Monocytes/macrophages are rich in Fc receptor (FcR). IgG can bind to cell surface by interacting with FcR through Fc region. To rule out the binding of IgG to FcR, FcR was blocked by using anti-CD16/CD32/CD64 antibodies before incubation with anti-TLR4 antibody. Cells were then pre-treated with anti-dsDNA antibodies before incubation with anti-TLR4 antibody. The binding of anti-TLR4 antibody to monocyte-derived macrophages was completely blocked by pre-treatment with anti-dsDNA antibodies but not with control IgG (Fig. 4a). The activation of NLRP3 inflammasome stimulated by anti-dsDNA antibodies was further confirmed in THP-1 cell line. TLR4-specific siRNA was used to deplete TLR4 in THP-1 cells and gene silencing was confirmed by flow cytometry (Fig. 4b). Anti-dsDNA antibodies stimulated the activation of NLRP3 inflammasome as evident by increased expression of Caspase-1 p10 in THP-1 cell line (Fig. 4c). The expression of caspase-1 p10 was significantly inhibited by TLR4-specific siRNA (Fig. 4c). The production of IL-1β was also significantly decreased (Fig. 4d). Interestingly, the expression of pro-IL-1 and ASC was also significantly inhibited by TLR4-specific siRNA. Furthermore, IκB kinase inhibitor peptide significantly decreased the expression of pro-IL-1 and the activation of NLRP3 inflammasome (Fig. 4c, d). These data implied that anti-dsDNA antibodies activated NLRP3 inflammasome by binding to TLR4 in macrophages.

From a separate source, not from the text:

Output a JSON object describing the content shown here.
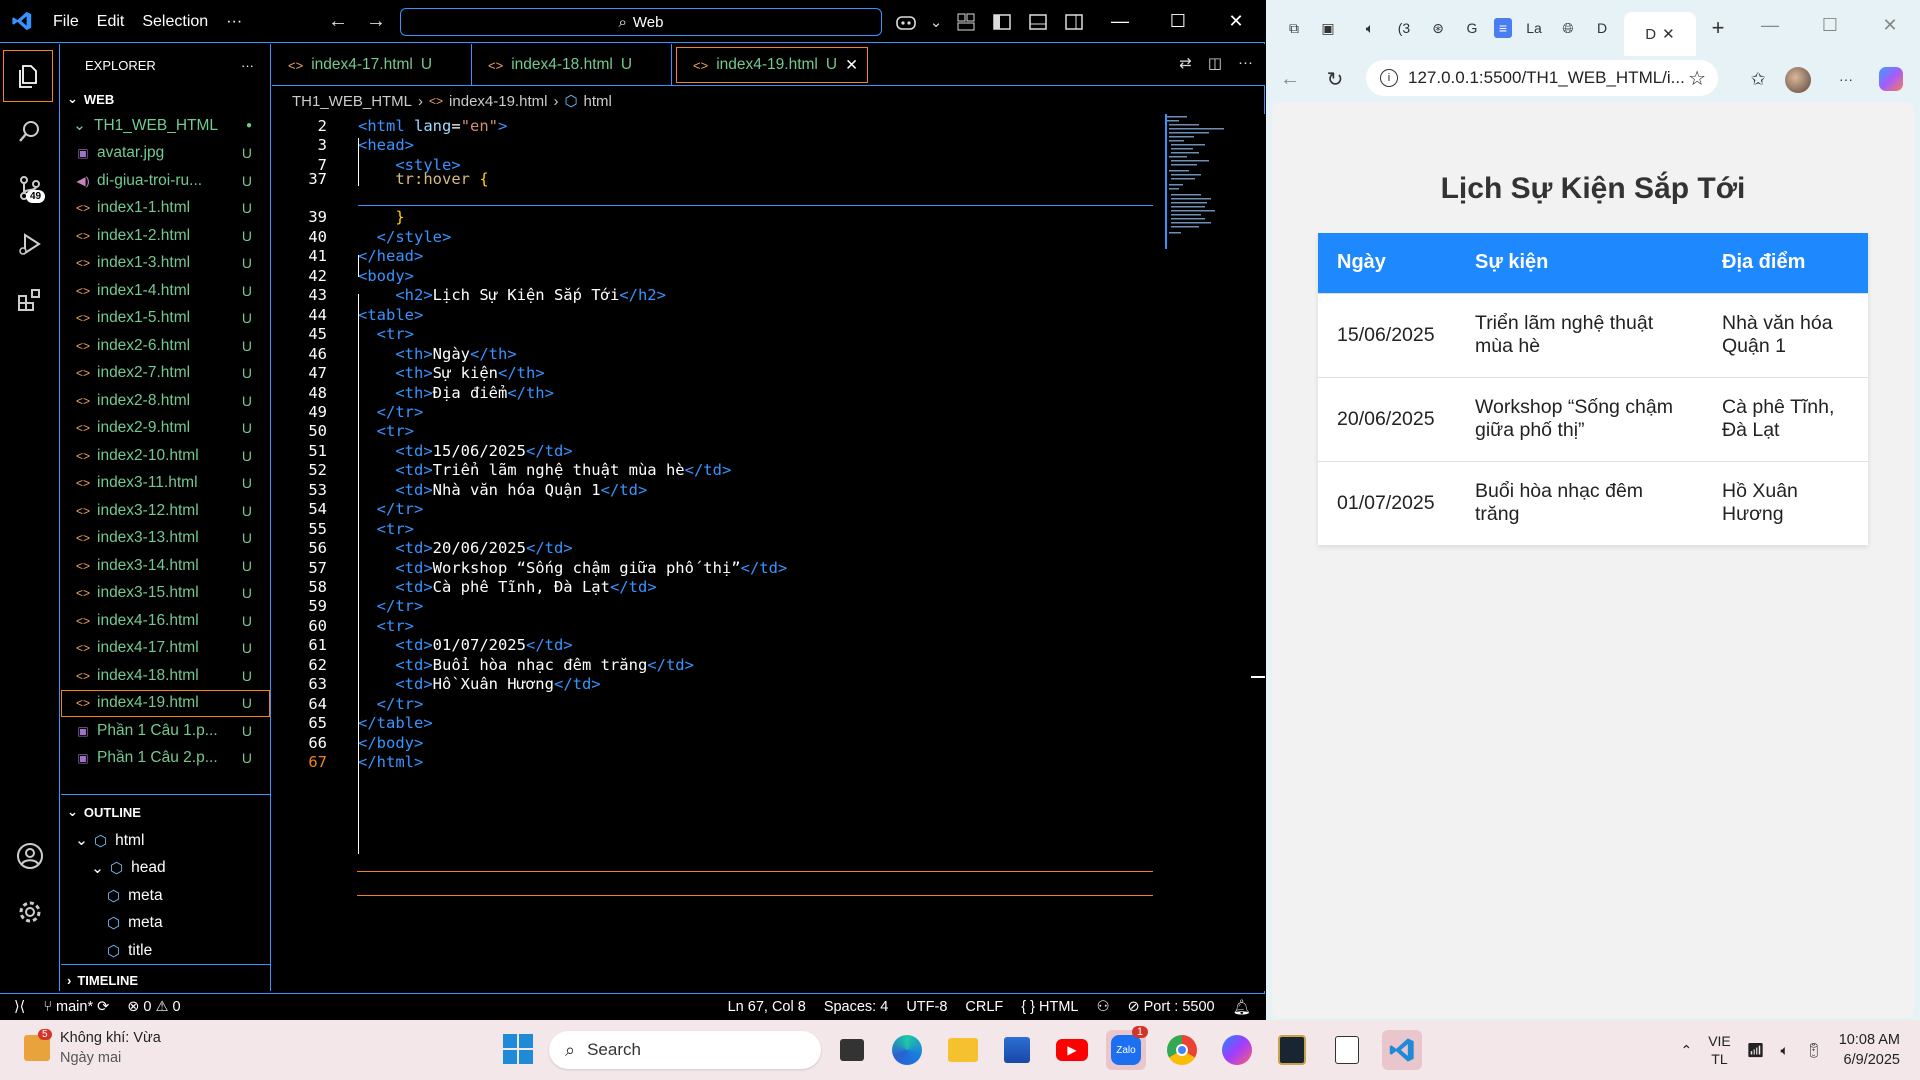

Anti-dsDNA antibodies were injected into female (NZB × NZW) F1 mice. Healthy control IgG or vehicle was used as controls. Anti-dsDNA antibodies stimulated the activation of inflammasome in monocytes of mice receiving anti-dsDNA antibody injection (Fig. 5a). In the anti-dsDNA antibody-injected mice, serum concentration of IL-1β and IL-17A was significantly higher as compared to control IgG or vehicle injected mice (Fig. 5b, c). The frequency of Th17 cells significantly increased in anti-dsDNA antibody-injected mice (Fig. 5d, e). However, the frequency of CD4⁺Foxp3⁺ Treg cells significantly decreased in anti-dsDNA antibody-injected mice compared to control IgG or vehicle-injected mice (Fig. 5f, g).